By now you have all heard what might have happened to Rihanna, I say "might have", because it is still not confirmed that it is her, but everyone has already put two and two together, she has canceled her appearances and went home to Barbados, plus friends of the two have come forward to say there were problems previously and even talked of Chris Brown having a 'dark side'.
I heard (listening to gossip now) that it all started because she found out he was cheating on her, in confronting him, she hit him in the face, and he retaliated! Hearing how messed up she was, that was a brutal retaliation!
It makes me wonder why do men hit women? Why do they have to be so disgustingly horrible? Most of the times, the men are usually bigger and stronger than their spouse or girlfriend, and even if the female is as tall or as big as the guy, he will still overpower her with brute strength.
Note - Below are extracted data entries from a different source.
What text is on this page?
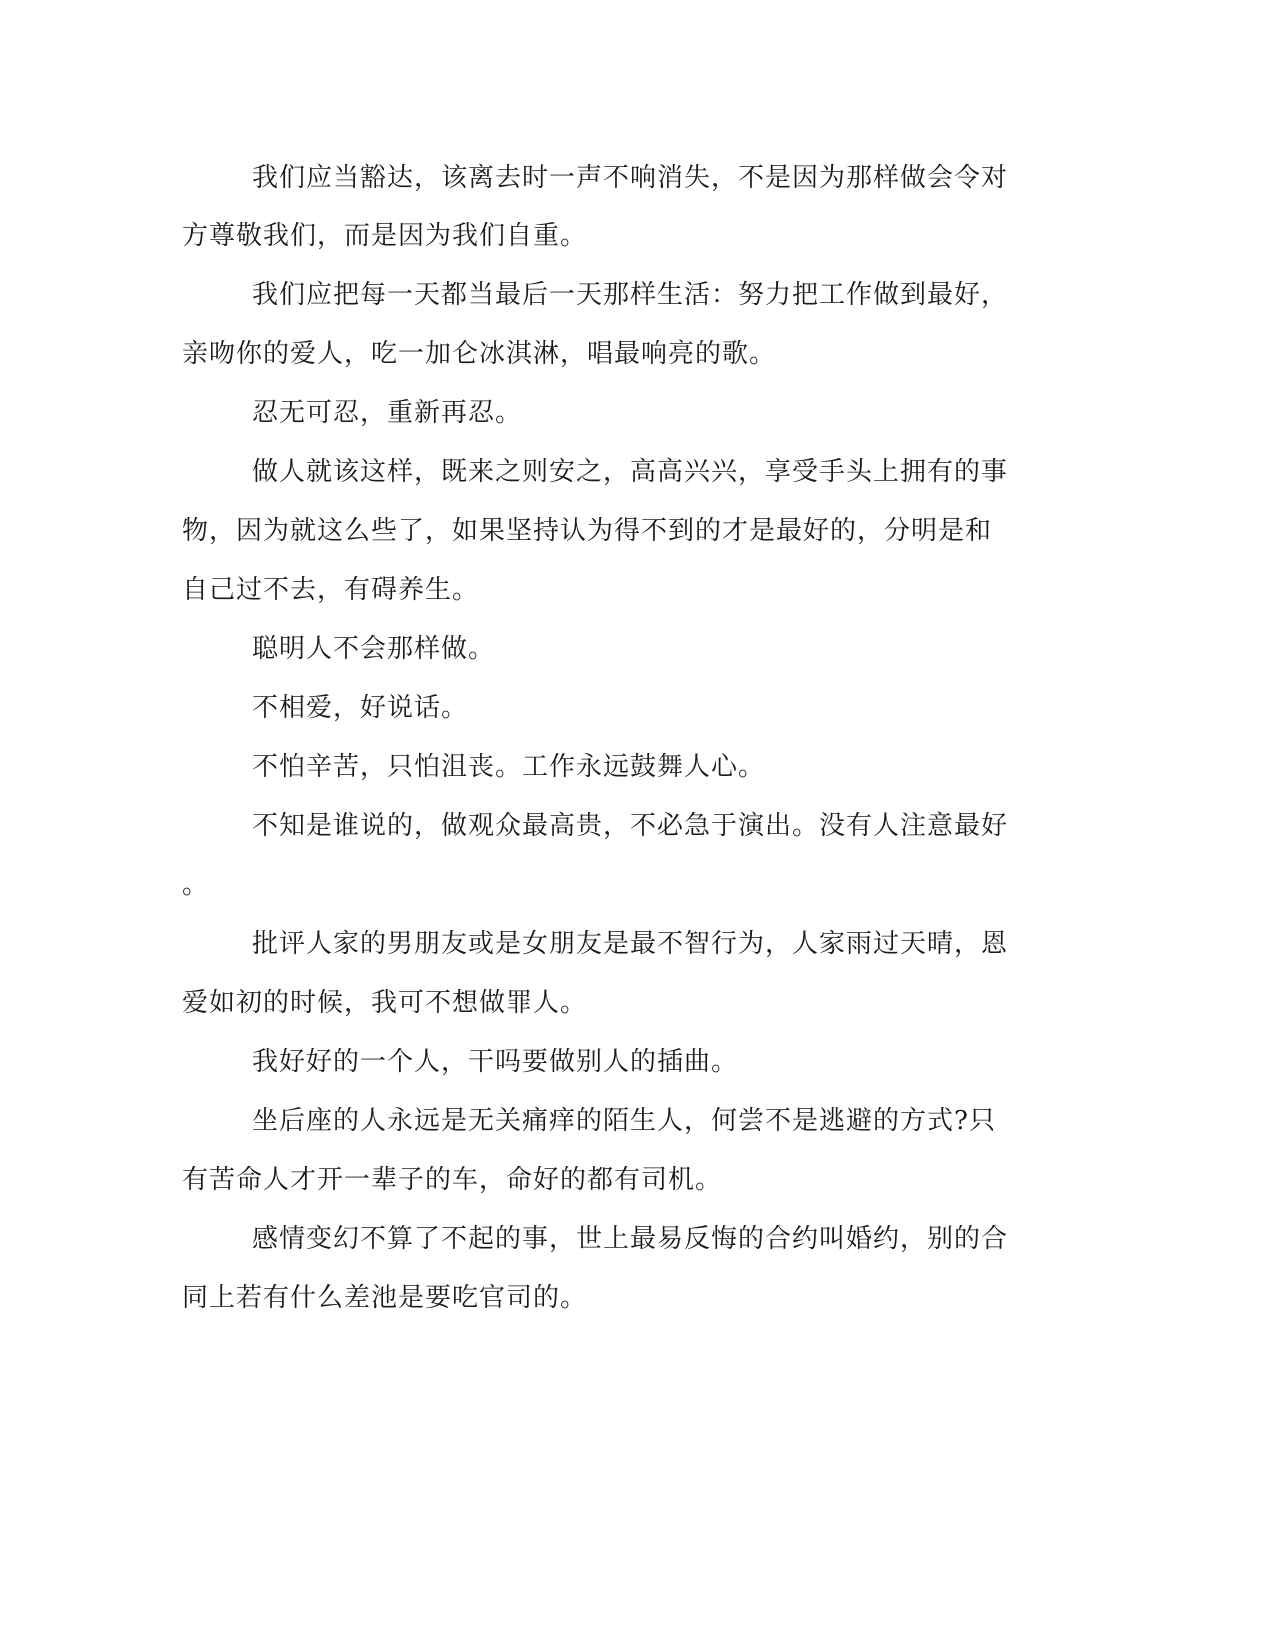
我们应当豁达，该离去时一声不响消失，不是因为那样做会令对
方尊敬我们，而是因为我们自重。
我们应把每一天都当最后一天那样生活：努力把工作做到最好，
亲吻你的爱人，吃一加仑冰淇淋，唱最响亮的歌。
忍无可忍，重新再忍。
做人就该这样，既来之则安之，高高兴兴，享受手头上拥有的事
物，因为就这么些了，如果坚持认为得不到的才是最好的，分明是和
自己过不去，有碍养生。
聪明人不会那样做。
不相爱，好说话。
不怕辛苦，只怕沮丧。工作永远鼓舞人心。
不知是谁说的，做观众最高贵，不必急于演出。没有人注意最好
。
批评人家的男朋友或是女朋友是最不智行为，人家雨过天晴，恩
爱如初的时候，我可不想做罪人。
我好好的一个人，干吗要做别人的插曲。
坐后座的人永远是无关痛痒的陌生人，何尝不是逃避的方式?只
有苦命人才开一辈子的车，命好的都有司机。
感情变幻不算了不起的事，世上最易反悔的合约叫婚约，别的合
同上若有什么差池是要吃官司的。
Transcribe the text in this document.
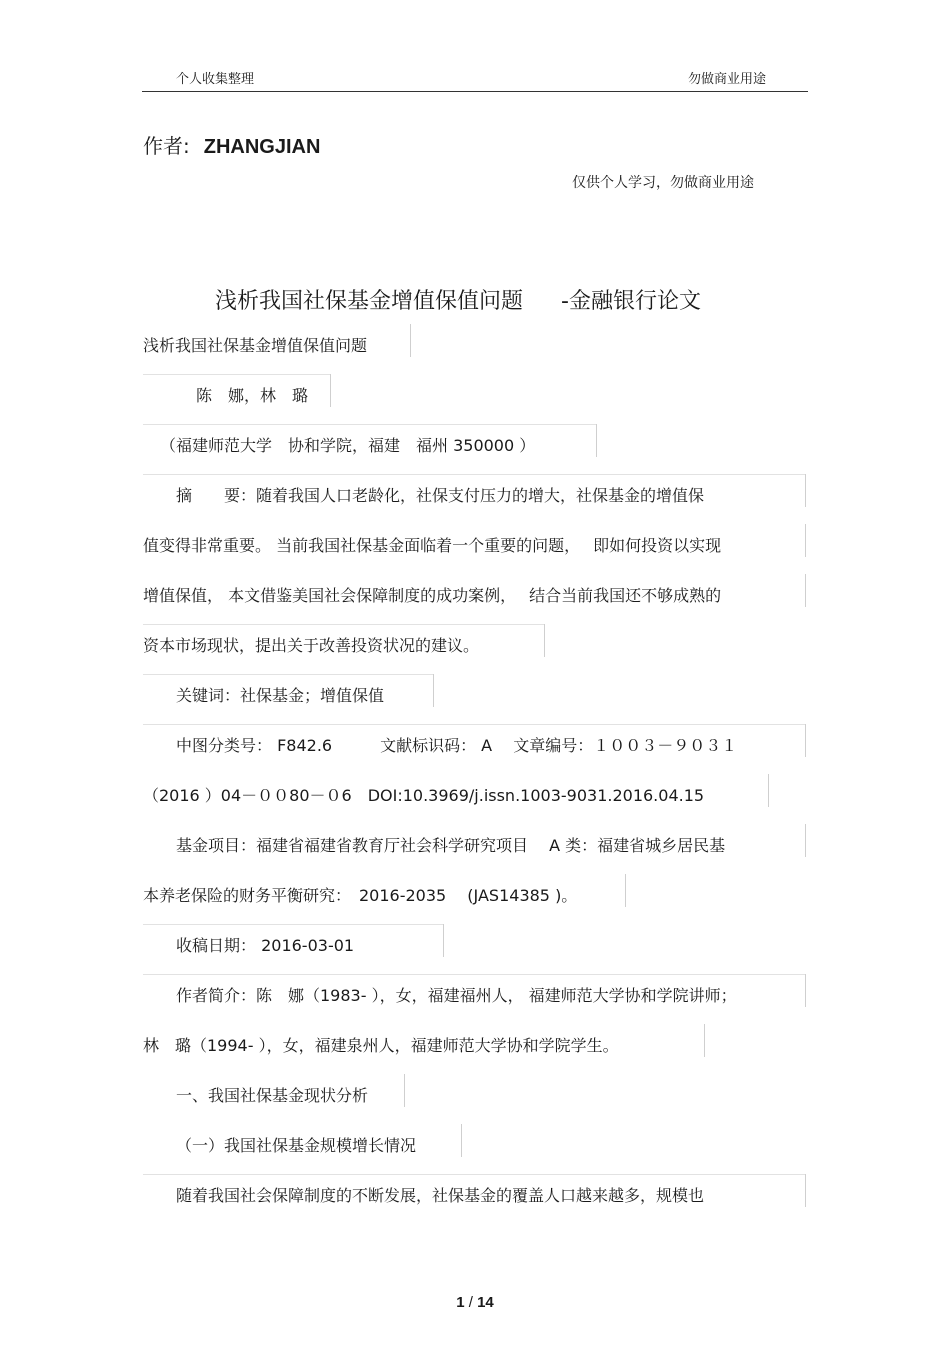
个人收集整理	勿做商业用途
作者: ZHANGJIAN
仅供个人学习，勿做商业用途
浅析我国社保基金增值保值问题 -金融银行论文
浅析我国社保基金增值保值问题
陈　娜，林　璐
（福建师范大学　协和学院，福建　福州 350000 ）
摘　　要：随着我国人口老龄化，社保支付压力的增大，社保基金的增值保
值变得非常重要。 当前我国社保基金面临着一个重要的问题，　 即如何投资以实现
增值保值， 本文借鉴美国社会保障制度的成功案例，　 结合当前我国还不够成熟的
资本市场现状，提出关于改善投资状况的建议。
关键词：社保基金；增值保值
中图分类号： F842.6　　　文献标识码： A　 文章编号：１００３－９０３１
（2016 ）04－００80－０6　DOI:10.3969/j.issn.1003-9031.2016.04.15
基金项目：福建省福建省教育厅社会科学研究项目　 A 类：福建省城乡居民基
本养老保险的财务平衡研究：　2016-2035 　(JAS14385 )。
收稿日期： 2016-03-01
作者简介：陈　娜（1983- ），女，福建福州人， 福建师范大学协和学院讲师；
林　璐（1994- ），女，福建泉州人，福建师范大学协和学院学生。
一、我国社保基金现状分析
（一）我国社保基金规模增长情况
随着我国社会保障制度的不断发展，社保基金的覆盖人口越来越多，规模也
1 / 14
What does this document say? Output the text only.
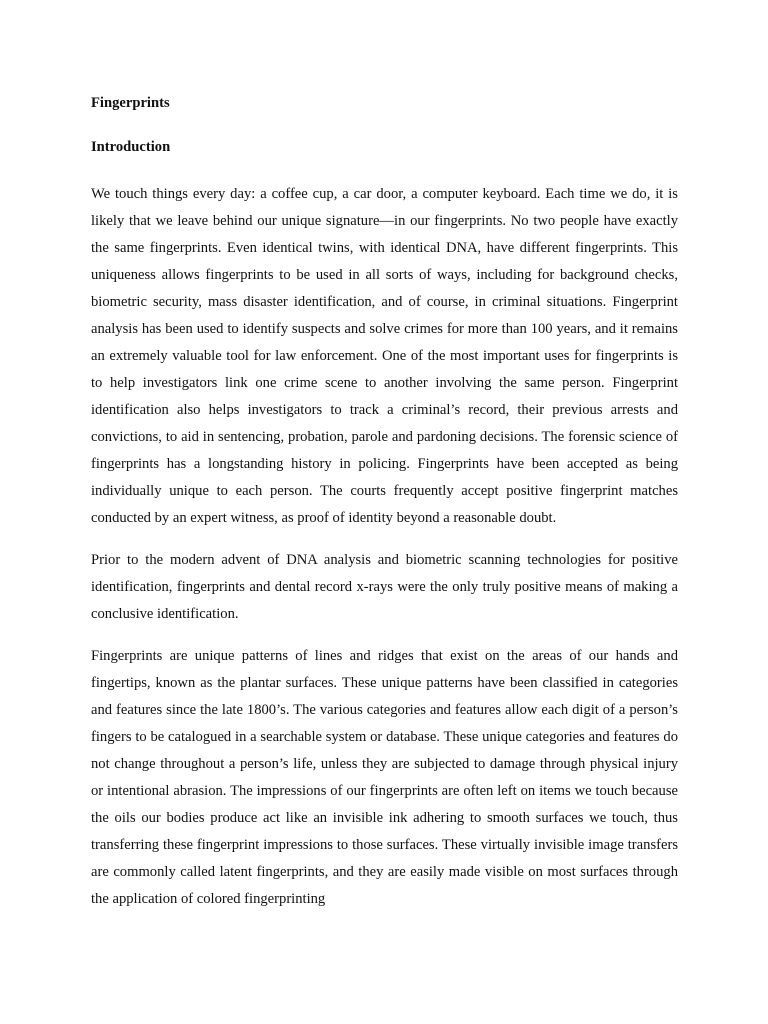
Fingerprints
Introduction

We touch things every day: a coffee cup, a car door, a computer keyboard. Each time we do, it is likely that we leave behind our unique signature—in our fingerprints. No two people have exactly the same fingerprints. Even identical twins, with identical DNA, have different fingerprints. This uniqueness allows fingerprints to be used in all sorts of ways, including for background checks, biometric security, mass disaster identification, and of course, in criminal situations. Fingerprint analysis has been used to identify suspects and solve crimes for more than 100 years, and it remains an extremely valuable tool for law enforcement. One of the most important uses for fingerprints is to help investigators link one crime scene to another involving the same person. Fingerprint identification also helps investigators to track a criminal’s record, their previous arrests and convictions, to aid in sentencing, probation, parole and pardoning decisions. The forensic science of fingerprints has a longstanding history in policing. Fingerprints have been accepted as being individually unique to each person. The courts frequently accept positive fingerprint matches conducted by an expert witness, as proof of identity beyond a reasonable doubt.

Prior to the modern advent of DNA analysis and biometric scanning technologies for positive identification, fingerprints and dental record x-rays were the only truly positive means of making a conclusive identification.

Fingerprints are unique patterns of lines and ridges that exist on the areas of our hands and fingertips, known as the plantar surfaces. These unique patterns have been classified in categories and features since the late 1800’s. The various categories and features allow each digit of a person’s fingers to be catalogued in a searchable system or database. These unique categories and features do not change throughout a person’s life, unless they are subjected to damage through physical injury or intentional abrasion. The impressions of our fingerprints are often left on items we touch because the oils our bodies produce act like an invisible ink adhering to smooth surfaces we touch, thus transferring these fingerprint impressions to those surfaces. These virtually invisible image transfers are commonly called latent fingerprints, and they are easily made visible on most surfaces through the application of colored fingerprinting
It is true that there are some men that are also abused by women, some women love to hit and get physical, but a lot of times, it is the woman who is often at the receiving end of this kind of behaviour.
I aked my oldest daughter, Jessica, how does her boyfriend behave when they argue? She reassured me that he doesn't hit her. I told her that I wasn't being nosy but I just wanted her to be aware of this type of behaviour in men. We had this conversation before this news about Chris Brown and Rihanna. Especially since I am aware that in some teen relationship, there is sometimes abuse going on without anyone knowing about it, until it is too late.
I also told her that abuse was not just physical, it was also verbal. And if she ever felt afraid, to not stay in a relationship like that.
I grew up in a neighborhood where I watched some of the women around me being abused by the men they love and as a child I've always wondered why do they stay with these men? Why do they not just leave? I realise that for these women, leaving is not that easy, and some just don't know how to do it, or where to go if they do leave. This is always the advantage the men have over these women. And some would even go after these women and hurt them when they do leave!
There are often times when things happen in a relationship, the two people who profess to love each other more than life itself will do and say things to hurt each other. They do this out of anger. My husband grabbed me rather forcefully once, very early in our relationship, we did argue a lot, and during one of these arguments he grabbed my arm to make a point, he did it out of anger, and it hurt enough to bring tears to my eyes. I told him if he ever did that again, that was it for us. Up to this day, he doesn't remember doing it, but I do.
It is a given that people will argue, disagree, even get physical to each other, but when it becomes an everyday occurrence, when it gets out of control, then something is wrong and it is time to try to fix the problems, with the help of a counselor or pastor, or someone else, if it is worth it, or move on.
Yes, it is difficult to do, to make a decision especially when there is so much invested in the one you love, or especially when there are children involved, but the decision has to be made whether your life, or your health or your kids wellbeing, is worth your being abused.